Rochester Public Utilities presented and the council authorized two 10‑MW/4‑hour battery systems sited at RPU facilities under tolling agreements; staff said the projects (20 MW total) will capture capacity value and energy arbitrage and can be deployed quickly because they connect to the city’s distribution system.

Rochester Public Utilities asked the council Dec. 8 to authorize two 10‑MW/4‑hour battery systems (20 MW total) to be built at city‑controlled sites: the Zumbro Substation and the RPU service center. The council approved a resolution authorizing energy‑storage service agreements with LightShift Energy SPV LLC.

RPU staff explained the projects would be delivered under tolling agreements in which the developer builds, owns and maintains the battery systems while RPU is responsible for dispatch. Because the systems connect on the distribution side (behind the bulk‑grid meter), staff said they avoid long MISO interconnection queues and can be deployed rapidly. Each site would host a 10‑MW battery with four hours of duration; the agreements run roughly 15–20 years, during which the developer may replace degraded battery capacity.

Economics and operational use: RPU modeled the value as a combination of capacity market offsets and energy arbitrage. Staff noted the contract cost is "in the vicinity of $14 per kilowatt‑month" and presented a net modeled cost near $1.5 million after recognizing capacity and ancillary revenue; including modeled dispatch revenue (arbitrage) the project could approach breakeven under current market assumptions. Staff stressed the value of learning from an on‑system deployment and refining future procurement.

Safety and timing: Council members asked about fire department coordination and emergency response. RPU staff said modern battery designs compartmentalize cells to reduce propagation and described firefighting guidance (avoid direct water application on thermal‑runaway events; coordinate training with the fire department and developer).
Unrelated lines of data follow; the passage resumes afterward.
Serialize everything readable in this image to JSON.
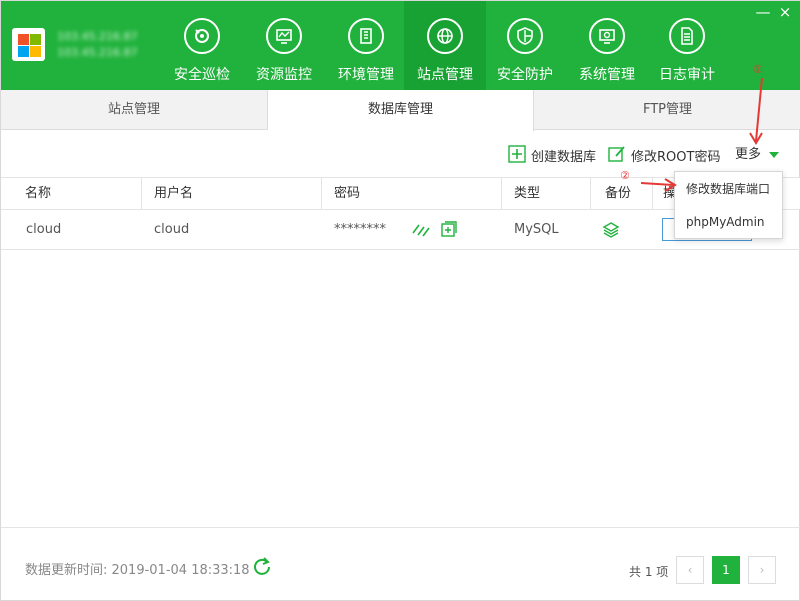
{
  "header": {
    "server_info": [
      "103.45.216.87",
      "103.45.216.87"
    ],
    "nav": [
      {
        "label": "安全巡检",
        "icon": "shield-scan-icon"
      },
      {
        "label": "资源监控",
        "icon": "monitor-icon"
      },
      {
        "label": "环境管理",
        "icon": "building-icon"
      },
      {
        "label": "站点管理",
        "icon": "globe-icon"
      },
      {
        "label": "安全防护",
        "icon": "shield-icon"
      },
      {
        "label": "系统管理",
        "icon": "gear-monitor-icon"
      },
      {
        "label": "日志审计",
        "icon": "document-icon"
      }
    ],
    "active_nav": "站点管理",
    "window_buttons": {
      "minimize": "—",
      "close": "×"
    }
  },
  "tabs": [
    {
      "label": "站点管理"
    },
    {
      "label": "数据库管理"
    },
    {
      "label": "FTP管理"
    }
  ],
  "active_tab": "数据库管理",
  "toolbar": {
    "create_db": "创建数据库",
    "change_root_pwd": "修改ROOT密码",
    "more": "更多"
  },
  "table": {
    "headers": [
      "名称",
      "用户名",
      "密码",
      "类型",
      "备份",
      "操"
    ],
    "rows": [
      {
        "name": "cloud",
        "username": "cloud",
        "password": "********",
        "type": "MySQL"
      }
    ]
  },
  "dropdown": {
    "items": [
      "修改数据库端口",
      "phpMyAdmin"
    ]
  },
  "annotations": {
    "step1": "①",
    "step2": "②"
  },
  "footer": {
    "update_label": "数据更新时间: 2019-01-04 18:33:18",
    "total": "共 1 项",
    "current_page": "1",
    "prev": "‹",
    "next": "›"
  },
  "colors": {
    "brand_green": "#20b23c",
    "active_nav": "#18a233",
    "annotation_red": "#e53935"
  }
}
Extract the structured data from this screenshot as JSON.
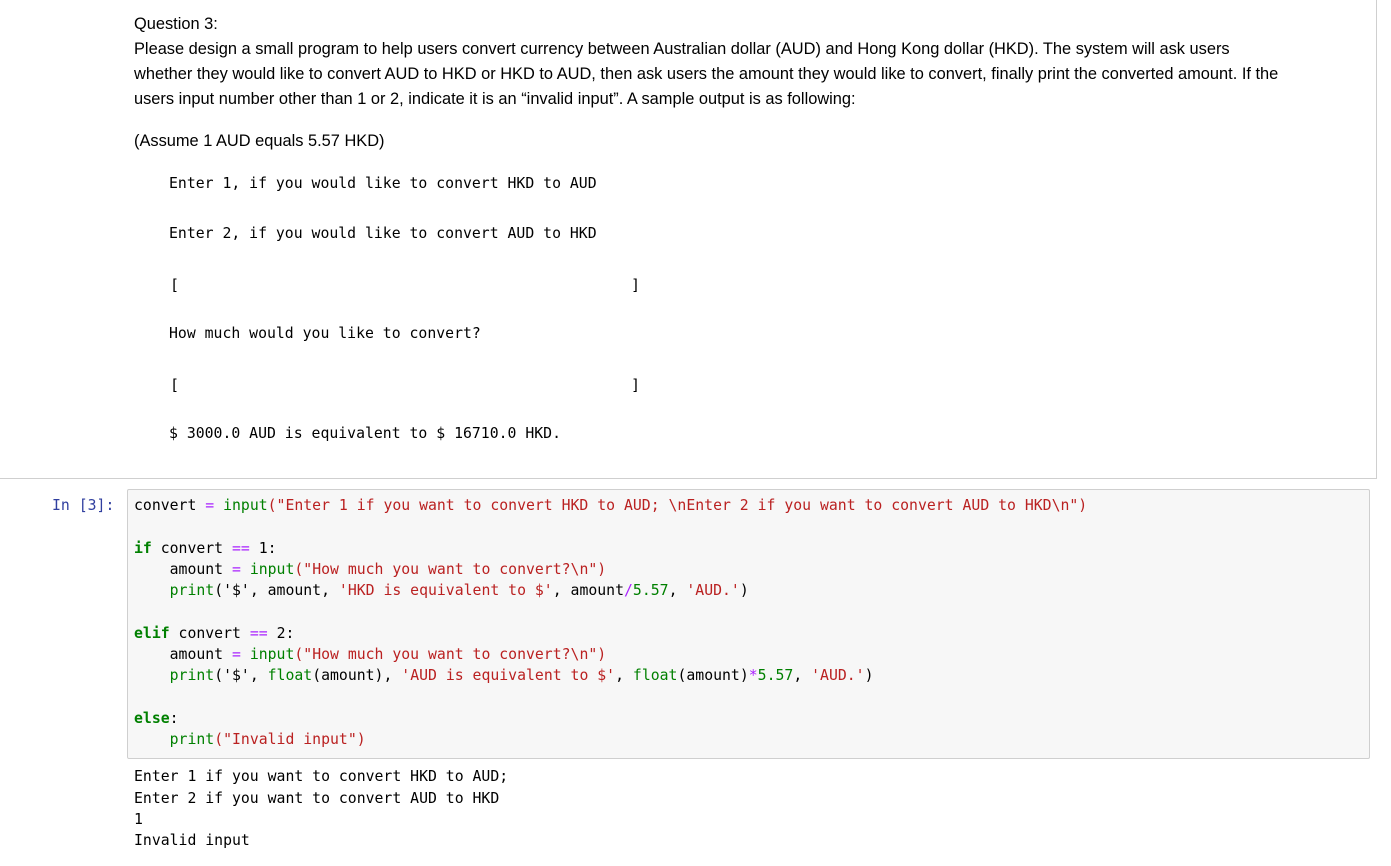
{
  "markdown": {
    "title": "Question 3:",
    "paragraph_lines": [
      "Please design a small program to help users convert currency between Australian dollar (AUD) and Hong Kong dollar (HKD). The system will ask users",
      "whether they would like to convert AUD to HKD or HKD to AUD, then ask users the amount they would like to convert, finally print the converted amount. If the",
      "users input number other than 1 or 2, indicate it is an “invalid input”. A sample output is as following:"
    ],
    "assumption": "(Assume 1 AUD equals 5.57 HKD)",
    "sample": {
      "line1": "Enter 1, if you would like to convert HKD to AUD",
      "line2": "Enter 2, if you would like to convert AUD to HKD",
      "bracket_open": "[",
      "bracket_close": "]",
      "line3": "How much would you like to convert?",
      "line4": "$ 3000.0 AUD is equivalent to $ 16710.0 HKD."
    }
  },
  "cell": {
    "prompt": "In [3]:",
    "code": {
      "l1_var": "convert",
      "l1_eq": " = ",
      "l1_fn": "input",
      "l1_str": "(\"Enter 1 if you want to convert HKD to AUD; \\nEnter 2 if you want to convert AUD to HKD\\n\")",
      "if_kw": "if",
      "if_rest": " convert ",
      "if_op": "==",
      "if_val": " 1:",
      "a_var": "    amount",
      "a_eq": " = ",
      "a_fn": "input",
      "a_str": "(\"How much you want to convert?\\n\")",
      "p1_fn": "    print",
      "p1_a": "('$', amount, ",
      "p1_str": "'HKD is equivalent to $'",
      "p1_b": ", amount",
      "p1_op": "/",
      "p1_num": "5.57",
      "p1_c": ", ",
      "p1_str2": "'AUD.'",
      "p1_d": ")",
      "elif_kw": "elif",
      "elif_rest": " convert ",
      "elif_op": "==",
      "elif_val": " 2:",
      "p2_fn": "    print",
      "p2_a": "('$', ",
      "p2_float": "float",
      "p2_b": "(amount), ",
      "p2_str": "'AUD is equivalent to $'",
      "p2_c": ", ",
      "p2_float2": "float",
      "p2_d": "(amount)",
      "p2_op": "*",
      "p2_num": "5.57",
      "p2_e": ", ",
      "p2_str2": "'AUD.'",
      "p2_f": ")",
      "else_kw": "else",
      "else_colon": ":",
      "p3_fn": "    print",
      "p3_str": "(\"Invalid input\")"
    },
    "output_lines": [
      "Enter 1 if you want to convert HKD to AUD;",
      "Enter 2 if you want to convert AUD to HKD",
      "1",
      "Invalid input"
    ]
  }
}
Staff also noted an investment‑tax‑credit timing risk (rules governing foreign‑sourced cells, called FIAC, tighten on Jan. 1, 2026), which is a reason to move promptly.

Vote and next steps: Councilmember Keane moved and council approved the energy‑storage agreements; staff indicated construction could begin after spring thaw 2026. RPU said it will track performance, share dispatch and revenue data with the council and evaluate future utility‑scale and distributed options.

Quote: "Because we are a member of Simpa and we get... full supply up to 216 megawatts from FEMPA, we need a special variance to participate in energy arbitrage," RPU staff said, explaining operational and market nuances.

What to watch: Staff will report on initial performance metrics, dispatch revenue and whether the FIAC/tariff environment shifts the economics of future battery procurements.